Na minha adolescência, uma série muito famosa passava na televisão brasileira: “A família dinossauro”. E se você também a assistia, deve se lembrar de que os episódios traziam críticas bem-humoradas sobre o estilo de vida da sociedade daquela época, apesar de ser classificado como um programa infantil.
Um dos personagens do seriado era o Sr. Richfield, um chefe carrasco que, além de grosseiro, mal-humorado e exigente, também gostava de culpar Dino (o patriarca da Família Silva Sauro) por tudo o que lhe acontecia. E por essas e outras, Dino vivia insatisfeito com o seu trabalho e pensava todos os dias em abandonar o emprego, mas diante das responsabilidades como pai, aceitava aquela situação.
Ao longo de muitas décadas, pessoas com a personalidade do Sr. Richfield estiveram à frente das empresas e quase todo mundo acreditava que esse era “o jeito certo de fazer as coisas”, apesar da crescente improdutividade e do baixo engajamento das pessoas que trabalham em qualquer tipo de ambiente tóxico.
Quando as companhias começaram a se dar conta de que precisavam buscar modelos de liderança mais eficazes, seus gestores foram convidados a frequentar as salas de aula para aprenderem a liderar pessoas de verdade e não apenas a obter resultados custe o que custar. Foi a partir daí que temas soft relacionados à gestão de pessoas, como feedback, assertividade, comunicação não-violenta, liderança situacional e administração de conflitos, por exemplo, conquistaram a relevância atual.
Liderando o negócio
O problema é que muitas empresas se empolgaram tanto em desenvolver o lado soft da liderança que ele virou o único mantra corporativo, relegando o tratamento das questões hard – que potencializam os resultados de negócios – para o segundo, terceiro ou quarto plano. A consequência é que seus principais líderes não sabem responder três questões cruciais: “Como se ganha dinheiro nesse negócio hoje em dia?”, “Para onde o nosso mercado está caminhando?” e “O que precisamos fazer de agora em diante para termos um futuro promissor?”
O que estou tentando comunicar a você é que inúmeras companhias capacitaram seus gestores para serem ótimas pessoas, mas quando eles são exigidos a tomar decisões e executá-las, mostram-se inábeis. Você deve continuar a tratar as questões soft na sua empresa, mas seus líderes também precisam aprender a gerir as mudanças que sustentarão o negócio daqui em diante.
Estratégias e metas
Pensar a estratégia é cansativo e trabalhoso porque exige que você enxergue os próximos passos que a sua companhia deve dar no mercado. Quais prioridades estabelecer, como lidar com os movimentos dos concorrentes, que tipo de pessoas “trazer para o barco” e quem já passou a hora de sair dele, quais valores incorporar no dia a dia da organização…

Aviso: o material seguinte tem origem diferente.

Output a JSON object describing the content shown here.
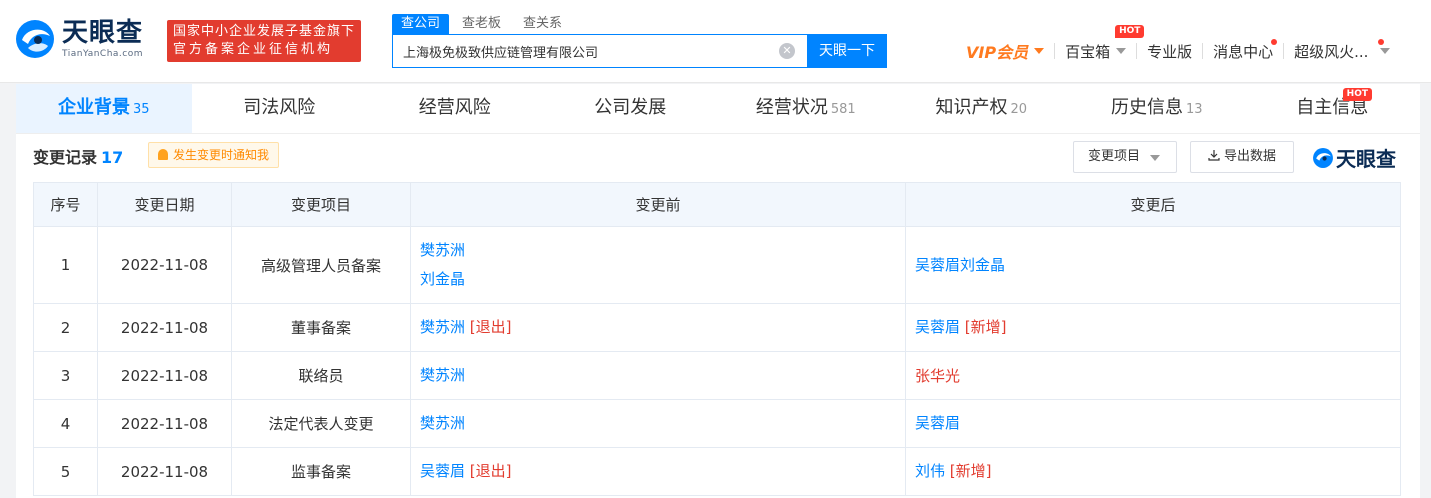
{
  "brand": {
    "name": "天眼查",
    "domain": "TianYanCha.com",
    "badge_line1": "国家中小企业发展子基金旗下",
    "badge_line2": "官方备案企业征信机构"
  },
  "search": {
    "tabs": [
      "查公司",
      "查老板",
      "查关系"
    ],
    "value": "上海极免极致供应链管理有限公司",
    "button": "天眼一下"
  },
  "top_nav": {
    "vip": "VIP会员",
    "treasure": "百宝箱",
    "hot": "HOT",
    "pro": "专业版",
    "messages": "消息中心",
    "user": "超级风火..."
  },
  "tabs": [
    {
      "label": "企业背景",
      "count": "35"
    },
    {
      "label": "司法风险",
      "count": ""
    },
    {
      "label": "经营风险",
      "count": ""
    },
    {
      "label": "公司发展",
      "count": ""
    },
    {
      "label": "经营状况",
      "count": "581"
    },
    {
      "label": "知识产权",
      "count": "20"
    },
    {
      "label": "历史信息",
      "count": "13"
    },
    {
      "label": "自主信息",
      "count": ""
    }
  ],
  "section": {
    "title": "变更记录",
    "count": "17",
    "notify": "发生变更时通知我",
    "filter": "变更项目",
    "export": "导出数据",
    "watermark": "天眼查"
  },
  "table": {
    "headers": [
      "序号",
      "变更日期",
      "变更项目",
      "变更前",
      "变更后"
    ],
    "rows": [
      {
        "no": "1",
        "date": "2022-11-08",
        "item": "高级管理人员备案",
        "before": [
          "樊苏洲",
          "刘金晶"
        ],
        "before_tag": "",
        "after": "吴蓉眉刘金晶",
        "after_tag": ""
      },
      {
        "no": "2",
        "date": "2022-11-08",
        "item": "董事备案",
        "before": [
          "樊苏洲"
        ],
        "before_tag": "[退出]",
        "after": "吴蓉眉",
        "after_tag": "[新增]"
      },
      {
        "no": "3",
        "date": "2022-11-08",
        "item": "联络员",
        "before": [
          "樊苏洲"
        ],
        "before_tag": "",
        "after": "张华光",
        "after_tag": ""
      },
      {
        "no": "4",
        "date": "2022-11-08",
        "item": "法定代表人变更",
        "before": [
          "樊苏洲"
        ],
        "before_tag": "",
        "after": "吴蓉眉",
        "after_tag": ""
      },
      {
        "no": "5",
        "date": "2022-11-08",
        "item": "监事备案",
        "before": [
          "吴蓉眉"
        ],
        "before_tag": "[退出]",
        "after": "刘伟",
        "after_tag": "[新增]"
      }
    ]
  },
  "colors": {
    "accent": "#0084ff",
    "badge": "#e23c2f",
    "vip": "#ff7a1f"
  }
}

Quando você pede aos seus líderes que leiam livros soft vai ter como resposta ensinamentos preciosos sobre relações humanas, mas – infelizmente, tenho de concordar – a empresa só consegue se tornar competitiva quando você também os ajuda a alargarem a visão sobre o mercado no qual atuam e promove encontros para discussão da estratégia corporativa nas quais todos, quase sempre, saem exaustos.

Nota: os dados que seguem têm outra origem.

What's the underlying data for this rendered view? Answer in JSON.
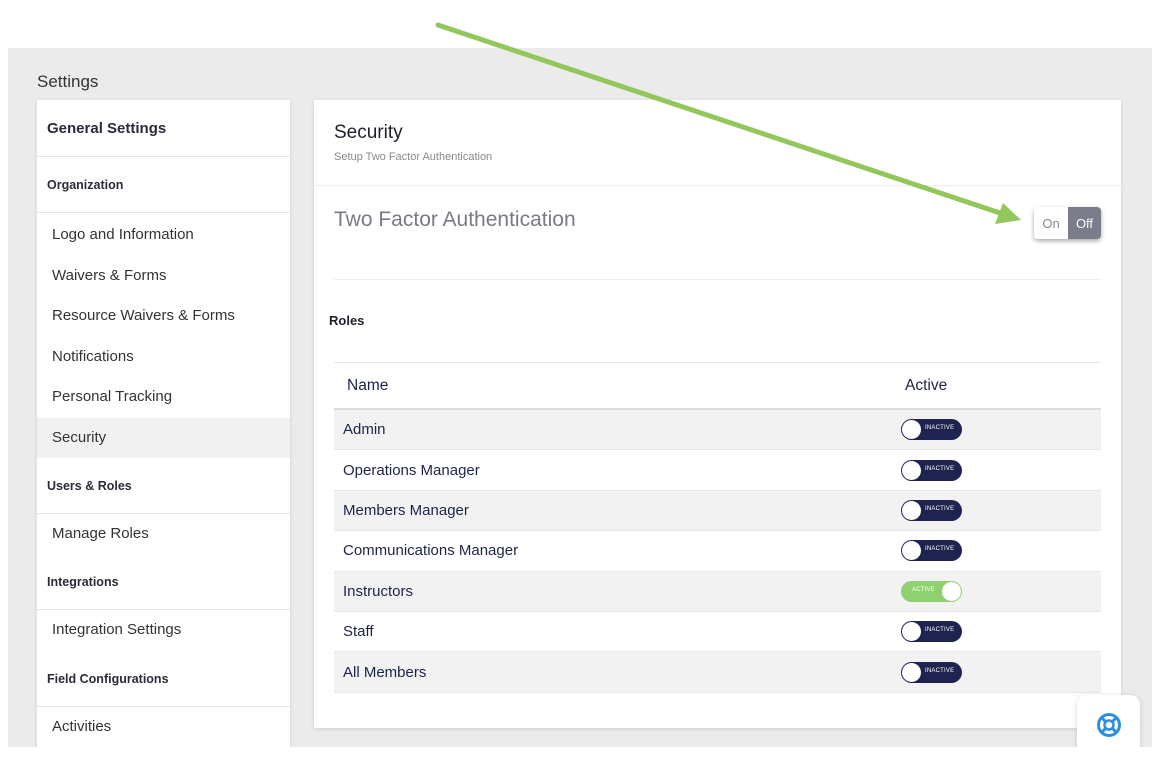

Tornar-se alguém que inspira as pessoas é o objetivo de vida número um de muitos líderes e, se esse é o seu caso, tenha ciência de que não nos tornamos um bom modelo de gestor apenas ao tratarmos as pessoas com a forma respeitosa que elas merecem ou escutando aquilo que dizem. Líderes geralmente são tidos como inspiradores quando batem metas desafiadoras consistentemente, com o time e fazendo certo, como lembra Vicente Falconi. Ou seja, quando implementam ações que poucos executivos têm coragem de tirar do papel e, além do mais, não fazem isso sozinhos.
Se a sua empresa está dando um enfoque exagerado nas questões soft, ajude a alta direção a enxergar o problema. Essa talvez seja uma das principais contribuições que você pode dar à companhia.